Is she even breathing anymore? They look at her differently, not because she left, but because she came back. And it's exhausting. His anguish is underneath the waves of his exterior. She thought she would just ride the surf, but she just found the undertow, once again. And she stopped breathing months ago. But now it's turbulent, crashing, banging, pulling, just like it once was, always has been when she stops to think about it. He was a marine. He knows how to fill her lungs with water and drown her from the inside out with the beauty of his oceans, the weight of his ships.

And she's always hated water, because she's never experienced it. We always hate things we cannot experience. He tried once, to take her to the beach, but a little girl with a scar across her face and fear in her eyes stopped them from going. Something has always stopped them. It's why, on Saturday evenings when no one cares enough to call her, to just plain spend time with her, it's why she drives, and she runs every red light, she runs every single red light with tears in her eyes and no shoes on her feet.
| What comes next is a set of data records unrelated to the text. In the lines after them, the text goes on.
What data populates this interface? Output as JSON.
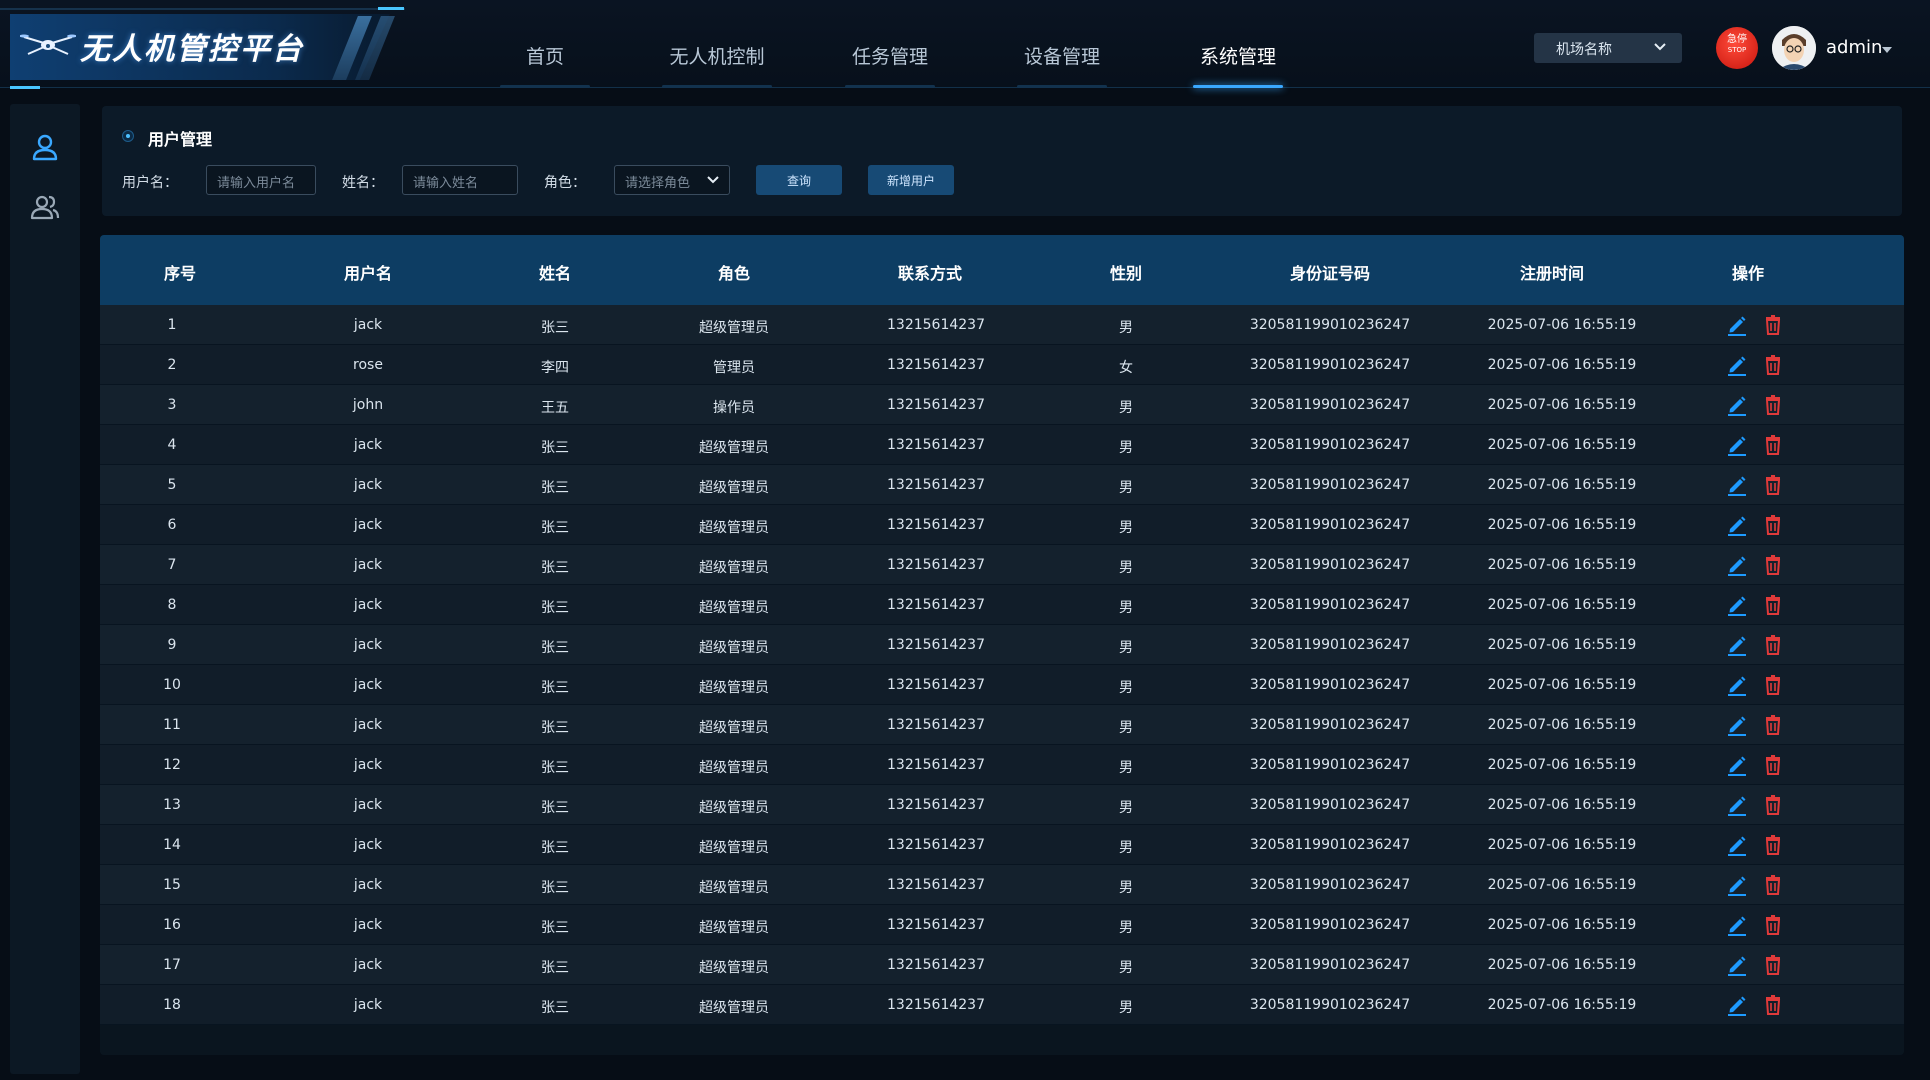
{
  "app": {
    "title": "无人机管控平台"
  },
  "nav": {
    "items": [
      {
        "label": "首页",
        "active": false
      },
      {
        "label": "无人机控制",
        "active": false
      },
      {
        "label": "任务管理",
        "active": false
      },
      {
        "label": "设备管理",
        "active": false
      },
      {
        "label": "系统管理",
        "active": true
      }
    ]
  },
  "header": {
    "airport_select": "机场名称",
    "stop_button": {
      "line1": "急停",
      "line2": "STOP"
    },
    "user": "admin"
  },
  "sidebar": {
    "icons": [
      "user-icon",
      "users-icon"
    ]
  },
  "search": {
    "title": "用户管理",
    "username_label": "用户名：",
    "username_placeholder": "请输入用户名",
    "name_label": "姓名：",
    "name_placeholder": "请输入姓名",
    "role_label": "角色：",
    "role_placeholder": "请选择角色",
    "query_button": "查询",
    "add_button": "新增用户"
  },
  "table": {
    "headers": [
      "序号",
      "用户名",
      "姓名",
      "角色",
      "联系方式",
      "性别",
      "身份证号码",
      "注册时间",
      "操作"
    ],
    "rows": [
      [
        "1",
        "jack",
        "张三",
        "超级管理员",
        "13215614237",
        "男",
        "320581199010236247",
        "2025-07-06 16:55:19"
      ],
      [
        "2",
        "rose",
        "李四",
        "管理员",
        "13215614237",
        "女",
        "320581199010236247",
        "2025-07-06 16:55:19"
      ],
      [
        "3",
        "john",
        "王五",
        "操作员",
        "13215614237",
        "男",
        "320581199010236247",
        "2025-07-06 16:55:19"
      ],
      [
        "4",
        "jack",
        "张三",
        "超级管理员",
        "13215614237",
        "男",
        "320581199010236247",
        "2025-07-06 16:55:19"
      ],
      [
        "5",
        "jack",
        "张三",
        "超级管理员",
        "13215614237",
        "男",
        "320581199010236247",
        "2025-07-06 16:55:19"
      ],
      [
        "6",
        "jack",
        "张三",
        "超级管理员",
        "13215614237",
        "男",
        "320581199010236247",
        "2025-07-06 16:55:19"
      ],
      [
        "7",
        "jack",
        "张三",
        "超级管理员",
        "13215614237",
        "男",
        "320581199010236247",
        "2025-07-06 16:55:19"
      ],
      [
        "8",
        "jack",
        "张三",
        "超级管理员",
        "13215614237",
        "男",
        "320581199010236247",
        "2025-07-06 16:55:19"
      ],
      [
        "9",
        "jack",
        "张三",
        "超级管理员",
        "13215614237",
        "男",
        "320581199010236247",
        "2025-07-06 16:55:19"
      ],
      [
        "10",
        "jack",
        "张三",
        "超级管理员",
        "13215614237",
        "男",
        "320581199010236247",
        "2025-07-06 16:55:19"
      ],
      [
        "11",
        "jack",
        "张三",
        "超级管理员",
        "13215614237",
        "男",
        "320581199010236247",
        "2025-07-06 16:55:19"
      ],
      [
        "12",
        "jack",
        "张三",
        "超级管理员",
        "13215614237",
        "男",
        "320581199010236247",
        "2025-07-06 16:55:19"
      ],
      [
        "13",
        "jack",
        "张三",
        "超级管理员",
        "13215614237",
        "男",
        "320581199010236247",
        "2025-07-06 16:55:19"
      ],
      [
        "14",
        "jack",
        "张三",
        "超级管理员",
        "13215614237",
        "男",
        "320581199010236247",
        "2025-07-06 16:55:19"
      ],
      [
        "15",
        "jack",
        "张三",
        "超级管理员",
        "13215614237",
        "男",
        "320581199010236247",
        "2025-07-06 16:55:19"
      ],
      [
        "16",
        "jack",
        "张三",
        "超级管理员",
        "13215614237",
        "男",
        "320581199010236247",
        "2025-07-06 16:55:19"
      ],
      [
        "17",
        "jack",
        "张三",
        "超级管理员",
        "13215614237",
        "男",
        "320581199010236247",
        "2025-07-06 16:55:19"
      ],
      [
        "18",
        "jack",
        "张三",
        "超级管理员",
        "13215614237",
        "男",
        "320581199010236247",
        "2025-07-06 16:55:19"
      ]
    ],
    "row_actions": [
      "edit-icon",
      "delete-icon"
    ]
  },
  "colors": {
    "accent": "#3aa8ff",
    "edit": "#1e9bff",
    "delete": "#e03a3a",
    "stop": "#e0241a",
    "table_header": "#0d3d63"
  }
}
Red, like the color purple, he can still feel her essence on his fingertips, in the sinews of his clenched muscles. He has stood outside her apartment with a water gun for 6 hours now. He wrote her a letter, that, may not qualify as a love letter, because he is way beyond being in love with her, and suddenly there are no words left, only this red and purple water gun from the last time they tried to go to the ocean. He's afraid she will twist the doorknob, so he tries not to move. He tries not to move, but he can't stop himself, and suddenly he sees her, he must have knocked.

He stabs her once again with a stream of water. He drowns her once again with his dry clothes and salty sea eyes. And before she knows it, he's driving, and she's not really sure what she's doing. It's all been unconscious autopilot since her return, his return. But then they are there, the air is different, and so are the birds. And then he's teaching her to swim, her mother never would. And then he's holding her, ever so softly, rocking her. She's no longer wet from the water, the salt not from the ocean, but from the leather of her eyes. She's wet because she never realized she could swim, not in the physical context, but in his context. In his oceans and under his ships and into the calmer parts of his beings, the ones that didn't burn and freeze and drown her. The one's that cared and tried, despite his cracked core and ill manufactured foundation. And for the first time in a year, she's not thirsty.